Is the interest in NLP generating new considerations of programming languages - I know R and Python are compared regularly, but does that debate differs R from Python, Python from R, or reveal new considerations for developers?
By throwing away common words such as "of" or "from", don't you sacrifice the ability to determine the relationship between identified entities? Seems liek this is part of the issue in understanding the "meaning" of NLP statements, such as the assistant example in your opening slide.
Hey, folks. If anyone had trouble hearing or seeing the slides, you can hear the whole presentation in our archive (same URL) after it ends. Note, the most common problem is when a listener doesn't activate Flash in Firefox.

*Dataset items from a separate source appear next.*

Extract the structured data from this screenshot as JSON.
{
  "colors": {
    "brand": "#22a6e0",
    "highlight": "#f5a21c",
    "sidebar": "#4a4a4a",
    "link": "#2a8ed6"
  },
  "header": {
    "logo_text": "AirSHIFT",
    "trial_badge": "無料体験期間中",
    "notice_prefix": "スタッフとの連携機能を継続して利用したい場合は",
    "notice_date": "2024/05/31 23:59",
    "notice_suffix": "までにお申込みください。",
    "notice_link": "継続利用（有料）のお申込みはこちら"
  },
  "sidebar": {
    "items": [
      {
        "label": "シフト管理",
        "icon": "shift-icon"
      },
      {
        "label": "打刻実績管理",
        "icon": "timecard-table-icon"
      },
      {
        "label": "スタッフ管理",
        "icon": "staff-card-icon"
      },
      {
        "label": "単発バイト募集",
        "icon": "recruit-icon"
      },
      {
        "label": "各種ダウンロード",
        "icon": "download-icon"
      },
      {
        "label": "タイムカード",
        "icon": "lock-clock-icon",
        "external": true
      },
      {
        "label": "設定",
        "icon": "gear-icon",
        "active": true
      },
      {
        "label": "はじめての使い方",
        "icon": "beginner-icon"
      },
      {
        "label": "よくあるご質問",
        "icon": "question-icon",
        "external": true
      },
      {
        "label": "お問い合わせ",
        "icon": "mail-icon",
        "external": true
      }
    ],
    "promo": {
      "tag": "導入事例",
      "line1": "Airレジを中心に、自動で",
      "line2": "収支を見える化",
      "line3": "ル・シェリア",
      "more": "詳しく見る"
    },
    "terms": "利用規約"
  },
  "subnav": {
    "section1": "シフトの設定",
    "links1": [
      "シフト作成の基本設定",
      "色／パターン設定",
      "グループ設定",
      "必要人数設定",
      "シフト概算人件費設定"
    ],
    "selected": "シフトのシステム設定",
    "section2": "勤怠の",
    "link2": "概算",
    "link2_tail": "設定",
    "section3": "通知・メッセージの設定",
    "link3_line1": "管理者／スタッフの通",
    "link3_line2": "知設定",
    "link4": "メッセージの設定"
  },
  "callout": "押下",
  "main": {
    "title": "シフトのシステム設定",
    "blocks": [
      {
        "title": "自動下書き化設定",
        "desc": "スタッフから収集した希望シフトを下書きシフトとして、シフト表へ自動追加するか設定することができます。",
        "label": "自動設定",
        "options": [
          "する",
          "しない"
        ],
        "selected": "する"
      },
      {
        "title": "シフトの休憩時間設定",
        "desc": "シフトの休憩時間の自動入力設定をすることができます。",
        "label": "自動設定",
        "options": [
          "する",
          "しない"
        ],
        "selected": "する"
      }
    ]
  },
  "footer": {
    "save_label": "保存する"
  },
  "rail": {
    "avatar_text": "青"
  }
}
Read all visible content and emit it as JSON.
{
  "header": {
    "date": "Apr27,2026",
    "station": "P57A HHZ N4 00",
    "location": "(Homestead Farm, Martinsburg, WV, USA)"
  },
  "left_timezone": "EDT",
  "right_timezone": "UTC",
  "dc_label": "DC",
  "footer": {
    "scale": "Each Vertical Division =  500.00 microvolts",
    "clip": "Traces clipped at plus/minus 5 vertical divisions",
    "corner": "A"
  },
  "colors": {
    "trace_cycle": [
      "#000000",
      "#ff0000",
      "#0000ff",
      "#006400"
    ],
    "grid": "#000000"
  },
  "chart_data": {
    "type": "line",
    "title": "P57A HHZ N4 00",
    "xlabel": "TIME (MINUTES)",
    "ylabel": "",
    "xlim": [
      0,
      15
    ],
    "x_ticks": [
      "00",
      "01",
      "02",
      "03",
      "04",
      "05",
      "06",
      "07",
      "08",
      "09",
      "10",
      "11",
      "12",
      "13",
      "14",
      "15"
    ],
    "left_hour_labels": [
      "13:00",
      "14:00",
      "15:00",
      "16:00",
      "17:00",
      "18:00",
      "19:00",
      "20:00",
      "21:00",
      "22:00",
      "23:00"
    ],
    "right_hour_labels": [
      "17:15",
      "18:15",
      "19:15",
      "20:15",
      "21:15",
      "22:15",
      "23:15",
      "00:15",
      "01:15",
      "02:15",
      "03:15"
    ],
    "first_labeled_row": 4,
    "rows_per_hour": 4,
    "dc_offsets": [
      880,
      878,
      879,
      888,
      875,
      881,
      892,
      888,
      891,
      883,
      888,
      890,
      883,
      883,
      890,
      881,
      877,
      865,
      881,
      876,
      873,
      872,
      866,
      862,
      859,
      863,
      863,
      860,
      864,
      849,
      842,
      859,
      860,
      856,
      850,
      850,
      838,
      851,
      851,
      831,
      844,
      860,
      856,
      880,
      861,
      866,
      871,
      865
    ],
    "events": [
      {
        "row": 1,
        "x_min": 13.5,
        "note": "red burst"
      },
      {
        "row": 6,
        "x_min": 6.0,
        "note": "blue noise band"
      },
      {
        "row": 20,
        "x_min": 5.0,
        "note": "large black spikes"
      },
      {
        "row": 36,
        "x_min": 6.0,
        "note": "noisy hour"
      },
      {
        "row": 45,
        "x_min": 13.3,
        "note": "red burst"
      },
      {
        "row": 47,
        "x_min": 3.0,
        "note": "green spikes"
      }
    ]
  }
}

I liked that he mentioned building a search engine - big highlight for businesses that provide an app with a great search capability. I think Evernote is great (some people don't) but much of the value comes from its ability to search in document and in notes. My feelings come from how it recognizes my voice in the app.
Seems like a smart guy. Too bad because it's interesting content but he's not a great presenter. I would suggest he start with "what do I want to communicate to the listener" and determine how he wants to take them on the journey. Thank you for the invitation.
If you follow the car reviews on CNET, you can see how the reviewer speaks about "buckets" when he is speaking into a navigation system. Dan's mentions on tokens and buckets gives a new view of those reviews.